Fate threw us together one day, in our tenth grade biology class. Random partner assignments really are irritating. We could do a lot of the work on our own, but there was simply too much for either of us to do all of it. We were forced to work together; we were both fairly decent students, and we didn't want to fail the stupid project. We wanted to pick neutral ground to meet and work, but life had other things in store. Your family's only working vehicle stopped working, and going anywhere but to and from school just wasn't an option. You couldn't even stay after school, because you had to catch the bus. I was so annoyed that I had to drive to your house, but at least I had a license, so it worked out.

One day, I might tell you how I didn't mean to insult your mom, but I was just so dumbstruck by your living conditions that I couldn't make my voice work to reciprocate her greeting. I remember when your mom offered snacks, but you called out before I could accept, saying we'd eaten at school and weren't hungry. For whatever reason, probably that I was angry at having to drive to your house, I had actually noticed you in the lunch room that day. You didn't eat. Thinking back, I can only remember a handful of times I ever saw you eat lunch at school in the four years we were there.

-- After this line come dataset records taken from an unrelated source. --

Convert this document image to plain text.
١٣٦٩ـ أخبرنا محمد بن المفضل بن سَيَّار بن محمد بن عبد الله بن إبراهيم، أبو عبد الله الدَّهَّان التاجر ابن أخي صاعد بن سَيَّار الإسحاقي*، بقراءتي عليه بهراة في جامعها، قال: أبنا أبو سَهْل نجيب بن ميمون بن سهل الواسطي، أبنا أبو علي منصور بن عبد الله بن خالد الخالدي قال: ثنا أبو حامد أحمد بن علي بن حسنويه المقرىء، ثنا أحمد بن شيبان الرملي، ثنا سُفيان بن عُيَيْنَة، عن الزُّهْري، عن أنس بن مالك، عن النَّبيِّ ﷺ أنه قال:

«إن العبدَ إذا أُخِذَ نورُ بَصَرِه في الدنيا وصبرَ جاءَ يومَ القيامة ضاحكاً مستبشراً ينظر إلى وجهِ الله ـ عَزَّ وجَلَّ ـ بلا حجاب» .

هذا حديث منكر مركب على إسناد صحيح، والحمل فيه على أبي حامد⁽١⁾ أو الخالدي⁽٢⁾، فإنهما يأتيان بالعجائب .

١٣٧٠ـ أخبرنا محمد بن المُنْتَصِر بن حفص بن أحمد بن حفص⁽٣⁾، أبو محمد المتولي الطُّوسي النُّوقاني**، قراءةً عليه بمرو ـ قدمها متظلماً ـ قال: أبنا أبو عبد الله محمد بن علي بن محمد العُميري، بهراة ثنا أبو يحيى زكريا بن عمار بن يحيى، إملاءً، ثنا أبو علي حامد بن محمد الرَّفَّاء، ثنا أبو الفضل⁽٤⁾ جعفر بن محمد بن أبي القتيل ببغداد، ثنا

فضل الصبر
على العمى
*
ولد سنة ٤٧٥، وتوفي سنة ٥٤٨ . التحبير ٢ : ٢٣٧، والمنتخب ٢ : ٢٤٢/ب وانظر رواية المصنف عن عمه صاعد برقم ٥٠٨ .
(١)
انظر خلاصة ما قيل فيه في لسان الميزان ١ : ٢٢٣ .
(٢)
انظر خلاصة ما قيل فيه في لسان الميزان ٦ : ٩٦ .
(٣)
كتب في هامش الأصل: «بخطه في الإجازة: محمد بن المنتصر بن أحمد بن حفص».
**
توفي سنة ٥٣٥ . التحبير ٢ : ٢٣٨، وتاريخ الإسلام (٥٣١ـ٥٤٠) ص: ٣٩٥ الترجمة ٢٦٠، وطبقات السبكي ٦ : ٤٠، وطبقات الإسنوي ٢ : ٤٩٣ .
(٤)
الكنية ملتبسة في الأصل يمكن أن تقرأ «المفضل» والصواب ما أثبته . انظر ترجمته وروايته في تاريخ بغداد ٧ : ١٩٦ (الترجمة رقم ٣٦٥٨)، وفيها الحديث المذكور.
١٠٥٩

The next time we had to collaborate on that infernal project, my mother, ever the gracious host, decided that she absolutely couldn't let your mother have to deal with two teenagers invading her home twice, and my mother not at all. Really, I just think Mom didn't want anyone having anything to hold over her. Dad did that often enough. But, whatever her reasoning, Mom promised to take you back home once we were finished. You were supposed to be long gone by the time Dad got home, but he came home early. I remember, so clearly, when he walked in the house yelling, demanding dinner be served, and your brow furrowed so deeply I thought for a moment you had a cut on your forehead. I should have been helping make dinner, but we were working. The only reason I didn't get yelled at for that oversight is you were there. I was actually thankful for your presence, because when Dad realized there was someone else in the house, he just grumbled and went off to be alone. That suited me just fine. By the time Mom had taken you home, he'd cooled off and was much easier to deal with, though still angry and annoying.

After we turned that project in, we kept tabs on each other. We'd sit across the lunchroom from each other, sometimes glancing up to meet the other's eyes. Somehow, junior year, we ended up in the same homeroom, and something just changed. Maybe we changed over the summer. Maybe we changed during that project. Maybe fate just decided it had had enough of our nonsense and made Mary Sue spill soda all over the both of us, but words were exchanged, and I mean the kind that marks the beginning of a long, long friendship.